Design Ecosystem Around eFPGA Expanding

The eFPGA IP availability and adoption by security solutions and SoC design service suppliers demonstrates that eFPGA technology is expanding the ecosystem.

FREMONT, CA: The design ecosystem around embedded FPGA (eFPGA) technology is gradually expanding. The eFGPA technology offers system-on-chip (SoC) developers a quick and easy way to integrate programmable technology into their chip designs. The eFGPA technology combined with SoCs enables chip designers to execute custom logic for applications such as hardware acceleration, customisable I/O interfaces, and design security. In addition, it extends product life cycles by allowing the same SoC to serve multiple market adjacencies, adapts to emerging standards, and address changing functionality needs.

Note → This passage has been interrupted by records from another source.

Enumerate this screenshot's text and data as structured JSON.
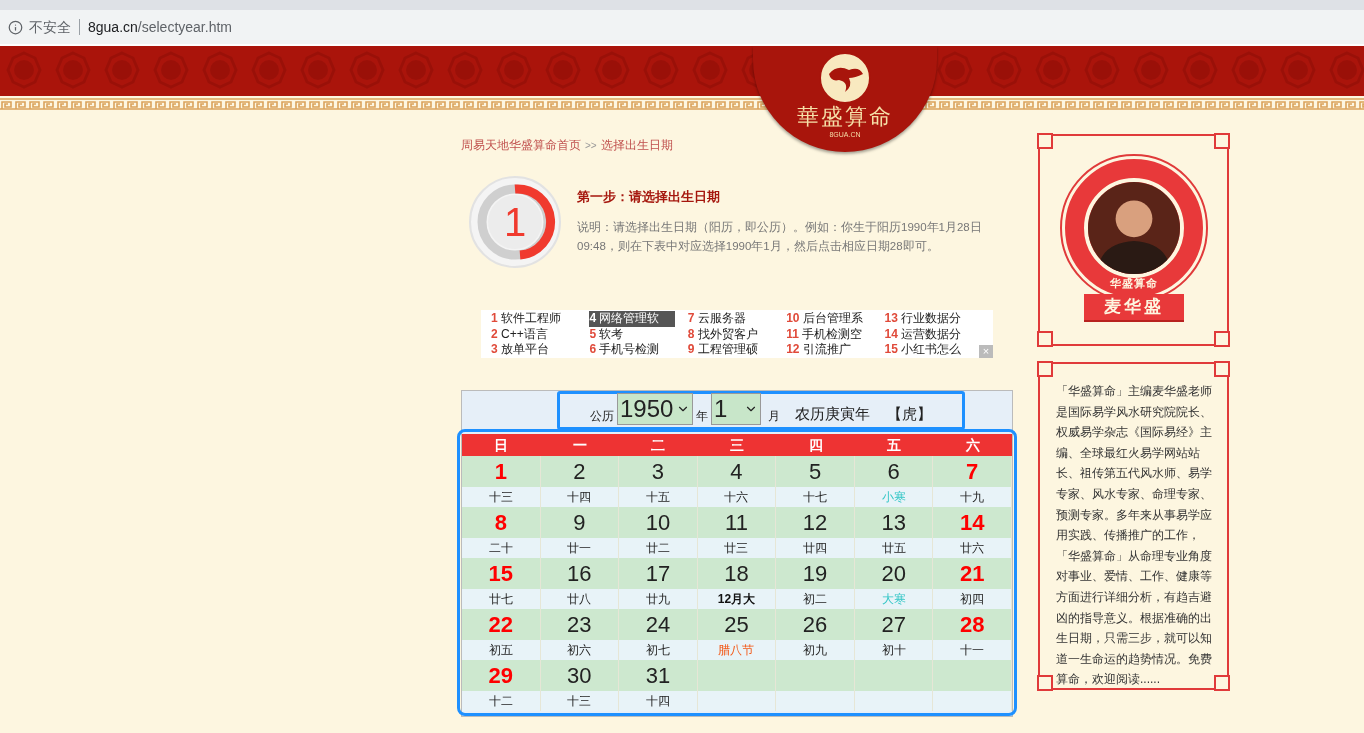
{
  "browser": {
    "security_label": "不安全",
    "url_host": "8gua.cn",
    "url_path": "/selectyear.htm"
  },
  "header": {
    "logo_title": "華盛算命",
    "logo_domain": "8GUA.CN"
  },
  "breadcrumb": {
    "home": "周易天地华盛算命首页",
    "separator": ">>",
    "current": "选择出生日期"
  },
  "step": {
    "number": "1",
    "title": "第一步：请选择出生日期",
    "description": "说明：请选择出生日期（阳历，即公历）。例如：你生于阳历1990年1月28日09:48，则在下表中对应选择1990年1月，然后点击相应日期28即可。"
  },
  "ad_links": [
    {
      "number": "1",
      "text": "软件工程师",
      "highlighted": false
    },
    {
      "number": "4",
      "text": "网络管理软",
      "highlighted": true
    },
    {
      "number": "7",
      "text": "云服务器",
      "highlighted": false
    },
    {
      "number": "10",
      "text": "后台管理系",
      "highlighted": false
    },
    {
      "number": "13",
      "text": "行业数据分",
      "highlighted": false
    },
    {
      "number": "2",
      "text": "C++语言",
      "highlighted": false
    },
    {
      "number": "5",
      "text": "软考",
      "highlighted": false
    },
    {
      "number": "8",
      "text": "找外贸客户",
      "highlighted": false
    },
    {
      "number": "11",
      "text": "手机检测空",
      "highlighted": false
    },
    {
      "number": "14",
      "text": "运营数据分",
      "highlighted": false
    },
    {
      "number": "3",
      "text": "放单平台",
      "highlighted": false
    },
    {
      "number": "6",
      "text": "手机号检测",
      "highlighted": false
    },
    {
      "number": "9",
      "text": "工程管理硕",
      "highlighted": false
    },
    {
      "number": "12",
      "text": "引流推广",
      "highlighted": false
    },
    {
      "number": "15",
      "text": "小红书怎么",
      "highlighted": false
    }
  ],
  "ad_close": "×",
  "calendar": {
    "calendar_label": "公历",
    "year": "1950",
    "year_unit": "年",
    "month": "1",
    "month_unit": "月",
    "lunar_year": "农历庚寅年",
    "zodiac": "【虎】",
    "weekdays": [
      "日",
      "一",
      "二",
      "三",
      "四",
      "五",
      "六"
    ],
    "weeks": [
      [
        {
          "day": "1",
          "lunar": "十三",
          "weekend": true,
          "kind": "plain"
        },
        {
          "day": "2",
          "lunar": "十四",
          "weekend": false,
          "kind": "plain"
        },
        {
          "day": "3",
          "lunar": "十五",
          "weekend": false,
          "kind": "plain"
        },
        {
          "day": "4",
          "lunar": "十六",
          "weekend": false,
          "kind": "plain"
        },
        {
          "day": "5",
          "lunar": "十七",
          "weekend": false,
          "kind": "plain"
        },
        {
          "day": "6",
          "lunar": "小寒",
          "weekend": false,
          "kind": "solar_term"
        },
        {
          "day": "7",
          "lunar": "十九",
          "weekend": true,
          "kind": "plain"
        }
      ],
      [
        {
          "day": "8",
          "lunar": "二十",
          "weekend": true,
          "kind": "plain"
        },
        {
          "day": "9",
          "lunar": "廿一",
          "weekend": false,
          "kind": "plain"
        },
        {
          "day": "10",
          "lunar": "廿二",
          "weekend": false,
          "kind": "plain"
        },
        {
          "day": "11",
          "lunar": "廿三",
          "weekend": false,
          "kind": "plain"
        },
        {
          "day": "12",
          "lunar": "廿四",
          "weekend": false,
          "kind": "plain"
        },
        {
          "day": "13",
          "lunar": "廿五",
          "weekend": false,
          "kind": "plain"
        },
        {
          "day": "14",
          "lunar": "廿六",
          "weekend": true,
          "kind": "plain"
        }
      ],
      [
        {
          "day": "15",
          "lunar": "廿七",
          "weekend": true,
          "kind": "plain"
        },
        {
          "day": "16",
          "lunar": "廿八",
          "weekend": false,
          "kind": "plain"
        },
        {
          "day": "17",
          "lunar": "廿九",
          "weekend": false,
          "kind": "plain"
        },
        {
          "day": "18",
          "lunar": "12月大",
          "weekend": false,
          "kind": "month_start"
        },
        {
          "day": "19",
          "lunar": "初二",
          "weekend": false,
          "kind": "plain"
        },
        {
          "day": "20",
          "lunar": "大寒",
          "weekend": false,
          "kind": "solar_term"
        },
        {
          "day": "21",
          "lunar": "初四",
          "weekend": true,
          "kind": "plain"
        }
      ],
      [
        {
          "day": "22",
          "lunar": "初五",
          "weekend": true,
          "kind": "plain"
        },
        {
          "day": "23",
          "lunar": "初六",
          "weekend": false,
          "kind": "plain"
        },
        {
          "day": "24",
          "lunar": "初七",
          "weekend": false,
          "kind": "plain"
        },
        {
          "day": "25",
          "lunar": "腊八节",
          "weekend": false,
          "kind": "festival"
        },
        {
          "day": "26",
          "lunar": "初九",
          "weekend": false,
          "kind": "plain"
        },
        {
          "day": "27",
          "lunar": "初十",
          "weekend": false,
          "kind": "plain"
        },
        {
          "day": "28",
          "lunar": "十一",
          "weekend": true,
          "kind": "plain"
        }
      ],
      [
        {
          "day": "29",
          "lunar": "十二",
          "weekend": true,
          "kind": "plain"
        },
        {
          "day": "30",
          "lunar": "十三",
          "weekend": false,
          "kind": "plain"
        },
        {
          "day": "31",
          "lunar": "十四",
          "weekend": false,
          "kind": "plain"
        }
      ]
    ]
  },
  "profile": {
    "seal_text": "华盛算命",
    "name": "麦华盛"
  },
  "bio": "「华盛算命」主编麦华盛老师是国际易学风水研究院院长、权威易学杂志《国际易经》主编、全球最红火易学网站站长、祖传第五代风水师、易学专家、风水专家、命理专家、预测专家。多年来从事易学应用实践、传播推广的工作，「华盛算命」从命理专业角度对事业、爱情、工作、健康等方面进行详细分析，有趋吉避凶的指导意义。根据准确的出生日期，只需三步，就可以知道一生命运的趋势情况。免费算命，欢迎阅读......"
}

A major player in the rapidly emerging eFGPA realm is providing other companies with turnkey eFPGA design support for SoC designs. Earlier, companies partnered with embedded security specialist Intrinsic ID to integrate security options into SoCs incorporating eFPGA technology.

The security options range from secure key generation based on SRAM physician unclonable functions (PUFs) to full security solutions such as bitstream encryption, key wrapping, authentication tags, key verification, and data encryption/decryption for storage within the device, board, or system-level communications. The eFPGA technology adds significant security to its programmable logic architecture to protect critical IP, communications, and supply chains.

Intrinsic ID’s security solutions are based on PUFs, which embody the unique physical features of a specific device and are used to create a device-specific encryption key. The PUF can be standard SRAM cells or FPGA logic cells specifically configured for PUF purposes for SoCs integrating eFPGA technology. The PUF provides each device with a unique digital fingerprint, which can be used to generate an encryption root key whenever needed.

eFPGA’s Great Liaison

Many organisations are establishing better relationships to qualify their eFPGA IP for various process nodes. Earlier this year, the eFPGA IP supplier announced partnerships with other companies and enterprises, introducing their first customer-defined eFPGA block availability.

A recent invention, the fast boot rad-hard eFGPA IP, supports sub-100 microsecond boot times independent of gate count. At the same time, typical discrete FPGAs and eFPGA IPs can require hundreds of milliseconds to load their intended configurations.

The eFPGA technology is particularly suitable for defence and other long-lifecycle applications as it can accommodate system-level changes without incurring the high costs of creating and qualifying a new semiconductor device. The availability of eFPGA IP for process nodes will enhance its fast and efficient integration into SoC designs. Moreover, its adoption by security and SoC design providers shows that eFPGA technology is expanding the ecosystem one deal at a time.